At another level, the film underlines the melancholy and corruption of the city’s class and creed, the cultural tragedy of imperialism that they all suffer from. It points out how urban living isolates us from a natural environment and blunts our moral values. There is a delightful irony — Ray seems to say in the film — that those who cannot appreciate a forest or a sunset without the crutch of western literary tropes should somehow consider themselves culturally superior! Alongside one sees the unaffected grace of the local tribesmen and one realizes how contrived the civilized city people really are. This alienation was understood better by the western audience than the audience at home. The film was very popular and ran to packed audiences in Paris and New York. They loved Robi Da. Every time he arrived on the scene the audience burst into a spontaneous applause.
The end is perfect, the four go back but now they are different, more human — all except Shekhar, who remains the same.

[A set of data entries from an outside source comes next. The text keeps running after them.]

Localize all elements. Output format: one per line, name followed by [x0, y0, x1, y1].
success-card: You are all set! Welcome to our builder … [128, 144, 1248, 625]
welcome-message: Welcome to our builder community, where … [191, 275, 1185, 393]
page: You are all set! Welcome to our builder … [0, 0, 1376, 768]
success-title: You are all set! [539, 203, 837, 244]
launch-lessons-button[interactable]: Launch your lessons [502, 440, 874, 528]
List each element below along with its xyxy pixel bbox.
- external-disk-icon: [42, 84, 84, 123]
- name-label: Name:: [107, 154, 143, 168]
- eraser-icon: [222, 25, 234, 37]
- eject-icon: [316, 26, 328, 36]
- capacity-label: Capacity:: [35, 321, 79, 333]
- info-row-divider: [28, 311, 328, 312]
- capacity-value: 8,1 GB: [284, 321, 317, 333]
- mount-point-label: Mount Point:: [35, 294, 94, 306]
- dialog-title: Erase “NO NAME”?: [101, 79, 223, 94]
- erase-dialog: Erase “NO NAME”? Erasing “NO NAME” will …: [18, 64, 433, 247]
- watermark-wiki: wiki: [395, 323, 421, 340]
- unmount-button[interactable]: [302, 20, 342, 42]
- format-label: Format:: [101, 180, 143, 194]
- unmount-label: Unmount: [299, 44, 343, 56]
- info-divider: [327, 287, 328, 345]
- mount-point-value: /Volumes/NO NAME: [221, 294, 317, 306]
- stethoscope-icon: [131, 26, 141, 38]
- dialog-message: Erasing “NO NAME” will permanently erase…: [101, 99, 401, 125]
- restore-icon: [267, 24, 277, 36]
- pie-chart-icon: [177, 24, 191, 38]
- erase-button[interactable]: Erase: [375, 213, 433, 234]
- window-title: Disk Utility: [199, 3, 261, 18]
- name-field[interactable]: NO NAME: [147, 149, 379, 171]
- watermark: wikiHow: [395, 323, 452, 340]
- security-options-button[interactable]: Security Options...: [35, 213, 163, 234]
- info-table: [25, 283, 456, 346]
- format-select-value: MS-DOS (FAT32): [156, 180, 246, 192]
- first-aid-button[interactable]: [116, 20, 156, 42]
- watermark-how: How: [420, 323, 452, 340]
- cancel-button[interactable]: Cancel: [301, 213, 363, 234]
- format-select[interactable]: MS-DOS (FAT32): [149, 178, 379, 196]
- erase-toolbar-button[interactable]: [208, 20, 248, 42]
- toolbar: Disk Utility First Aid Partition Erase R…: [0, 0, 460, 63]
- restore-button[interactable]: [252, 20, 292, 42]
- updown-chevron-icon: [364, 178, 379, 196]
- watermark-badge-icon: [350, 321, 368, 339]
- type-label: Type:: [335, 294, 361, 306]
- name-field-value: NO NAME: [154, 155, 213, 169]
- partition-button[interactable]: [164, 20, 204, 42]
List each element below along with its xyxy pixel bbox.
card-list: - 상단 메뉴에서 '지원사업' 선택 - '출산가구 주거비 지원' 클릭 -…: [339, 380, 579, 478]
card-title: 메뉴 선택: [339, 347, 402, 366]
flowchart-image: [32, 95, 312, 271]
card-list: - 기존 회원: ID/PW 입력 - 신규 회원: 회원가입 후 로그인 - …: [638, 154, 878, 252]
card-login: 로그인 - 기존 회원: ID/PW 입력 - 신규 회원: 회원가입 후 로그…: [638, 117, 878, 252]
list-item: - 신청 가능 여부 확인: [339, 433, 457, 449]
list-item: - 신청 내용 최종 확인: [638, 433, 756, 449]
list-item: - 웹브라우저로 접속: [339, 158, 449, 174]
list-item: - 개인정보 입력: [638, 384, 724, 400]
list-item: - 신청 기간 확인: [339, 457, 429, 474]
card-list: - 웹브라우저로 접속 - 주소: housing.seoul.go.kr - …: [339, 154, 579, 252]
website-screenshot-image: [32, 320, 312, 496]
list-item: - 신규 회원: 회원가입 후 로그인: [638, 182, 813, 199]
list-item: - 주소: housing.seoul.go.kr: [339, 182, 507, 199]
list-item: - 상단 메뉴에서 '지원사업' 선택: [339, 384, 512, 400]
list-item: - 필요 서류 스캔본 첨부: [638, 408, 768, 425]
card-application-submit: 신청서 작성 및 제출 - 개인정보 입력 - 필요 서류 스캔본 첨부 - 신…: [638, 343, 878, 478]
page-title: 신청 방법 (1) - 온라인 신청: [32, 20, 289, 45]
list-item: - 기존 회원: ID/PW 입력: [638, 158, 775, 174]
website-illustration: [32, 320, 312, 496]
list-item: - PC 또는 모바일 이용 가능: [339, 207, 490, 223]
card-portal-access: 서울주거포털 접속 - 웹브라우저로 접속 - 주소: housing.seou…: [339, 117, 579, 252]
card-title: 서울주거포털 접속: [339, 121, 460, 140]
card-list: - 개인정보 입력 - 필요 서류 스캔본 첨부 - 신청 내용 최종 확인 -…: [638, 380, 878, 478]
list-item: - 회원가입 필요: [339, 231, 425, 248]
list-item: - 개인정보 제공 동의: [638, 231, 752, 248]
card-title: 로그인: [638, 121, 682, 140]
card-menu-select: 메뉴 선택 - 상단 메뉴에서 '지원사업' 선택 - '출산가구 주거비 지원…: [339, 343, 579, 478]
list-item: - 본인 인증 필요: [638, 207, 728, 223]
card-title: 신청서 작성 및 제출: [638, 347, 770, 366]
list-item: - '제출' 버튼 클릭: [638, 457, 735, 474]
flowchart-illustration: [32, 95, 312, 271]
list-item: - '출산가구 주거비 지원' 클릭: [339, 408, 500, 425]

There is a subtle but ominous hint that even the forest may not remain the same much longer. Today a large tract of these tribal lands is a seething cauldron of unrest. The avarice of city people surely has had a role in it. After bribing the chowkidar, Ashim casually boasts, “Thank God for corruption”. Those words continue to haunt. Several years later, I’m afraid that is exactly what has happened. Our forests are no longer the safe haven of peace that they were then. Gautam Ghose’s sequel Abar Aranye, which has the same characters returning to the forest thirty-odd years on, explores how a whole way of life has vanished, with violence palpable under the façade.
Here I just have to mention the scene of Jaya’s overtures towards Sanjay. Although there had been subtle hints of her loneliness, Jaya has been mostly relaxed, hospitable and cheerful. So her sudden burst of passion comes as somewhat of a surprise. It brings to the fore her longing and desperation. But Sanjay is too timid to offer her any comfort. The moment passes — a dejected Jaya withdraws in a flood of tears. It is the most poignant scene of the film and Kaberi Di is brilliant. The other highlight is Manik Da’s camera operation, which he did for the very first time in this film. Subrato Mitra was no longer part of the unit. The way Manik Da filmed the memory game is nothing short of genius. To pan from one face to another in a big close up and back, while the camera is moving forward on a trolley, is challenging, even for the most experienced. Particularly when the camera is an Arriflex — the viewfinder with its moving shutters obstructs rather than offer a clear vision and yet Manik Da’s hands remained steady — his timing perfect. There were no retakes. We had a couple of hours to shoot the scene before we lost the light, but Manik Da and us, the actors were prepared and we wrapped up on time. And what an iconic scene it is.
Sadly, so many of the cast and crew have passed on. Kaberi di, Robi Da, Subhendu, Samit, Bansi Da, Manik Da and now Soumitra. No one is left to recollect and share the joy and exhilaration of those days and nights we spent together in that age-old forest under the all-encompassing sky of Chhipadohar. I brought back a bottle of mahua as a keepsake but the odour was all too much for the other occupants of the house and ultimately I had to get rid of it.